Die Blamage der Globalisten II: Giftgas in Douma

Gleich nach Skripal ging es weiter, nämlich wieder einmal mit einem False Flag Gasangriff in der Stadt Douma. Der Unterschied zu früheren solchen Angriffen ist nicht, dass die anderen keine False Flag Angriffe gewesen wären, sondern in der Offensichtlichkeit der Fälschung. Trotzdem, der Westen reagierte wie vorher geplant, ohne Rücksicht auf Verluste, und der Schaden für den Westen potentierte sich.
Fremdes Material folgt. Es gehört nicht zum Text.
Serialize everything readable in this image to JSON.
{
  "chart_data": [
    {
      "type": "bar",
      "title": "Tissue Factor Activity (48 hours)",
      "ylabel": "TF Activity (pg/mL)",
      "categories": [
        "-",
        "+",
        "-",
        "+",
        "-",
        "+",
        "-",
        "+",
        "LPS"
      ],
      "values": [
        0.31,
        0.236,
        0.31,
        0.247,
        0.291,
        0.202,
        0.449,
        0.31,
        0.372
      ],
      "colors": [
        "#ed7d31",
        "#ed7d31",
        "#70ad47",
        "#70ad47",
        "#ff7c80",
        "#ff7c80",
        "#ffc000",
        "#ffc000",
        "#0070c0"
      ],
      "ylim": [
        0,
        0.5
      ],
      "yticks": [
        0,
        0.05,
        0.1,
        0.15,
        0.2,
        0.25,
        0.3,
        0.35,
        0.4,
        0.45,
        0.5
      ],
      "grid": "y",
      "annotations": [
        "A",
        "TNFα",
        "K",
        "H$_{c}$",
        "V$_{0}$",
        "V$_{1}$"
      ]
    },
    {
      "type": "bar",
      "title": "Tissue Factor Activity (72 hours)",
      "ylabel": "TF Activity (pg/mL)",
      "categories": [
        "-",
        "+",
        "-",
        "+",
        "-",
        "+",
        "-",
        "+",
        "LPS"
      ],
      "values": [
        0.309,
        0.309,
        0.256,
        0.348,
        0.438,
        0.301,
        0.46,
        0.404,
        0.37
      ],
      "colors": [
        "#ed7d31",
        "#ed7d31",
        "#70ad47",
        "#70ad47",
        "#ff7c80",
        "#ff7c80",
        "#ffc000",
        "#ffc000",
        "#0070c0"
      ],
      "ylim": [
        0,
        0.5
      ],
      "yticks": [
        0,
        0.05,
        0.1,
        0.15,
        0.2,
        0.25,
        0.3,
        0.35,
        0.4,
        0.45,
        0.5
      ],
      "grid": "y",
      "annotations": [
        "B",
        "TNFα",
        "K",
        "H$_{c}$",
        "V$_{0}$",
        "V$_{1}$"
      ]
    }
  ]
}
Kurz zusammengefasst, zeigt der Angriff folgendes:

  • Der Westen kümmert sich bei seinen False Flag Attacken überhaupt nicht darum, ob der angebliche Täter überhaupt ein Motiv hat – dass so ein Angriff Assad schadet interessiert überhaupt nicht.
  • Einfache Behauptungen, unterlegt mit ein paar Videos, die leicht als Fakes zu erkennen sind, reichen dem Westen als „Beweis“ aus.
  • Der Westen gibt nicht einmal mehr vor, überhaupt an Aufklärung interessiert zu sein – er greift in der Nacht nachdem Zeugenaussagen aufgetaucht sind, die belegen, dass eines der Videos gefaked ist, und einen Tag bevor die OPCW beginnen soll, den angeblichen Tatort zu untersuchen.
  • Bei der „Bestrafung“ kümmert sich der Westen überhaupt nicht mehr um das Völkerrecht. Er bombardiert wann und wen er Lust hat zu bombardieren.

Giftgas in Douma

Giftgasangriffe, die angeblich von Assad durchgeführt wurden, gehören inzwischen zum Alltag im Informationskrieg. Und die Punkte, die für alle diese angeblich von Assad durchgeführten Giftgasangriffe gelten, gelten hier genauso.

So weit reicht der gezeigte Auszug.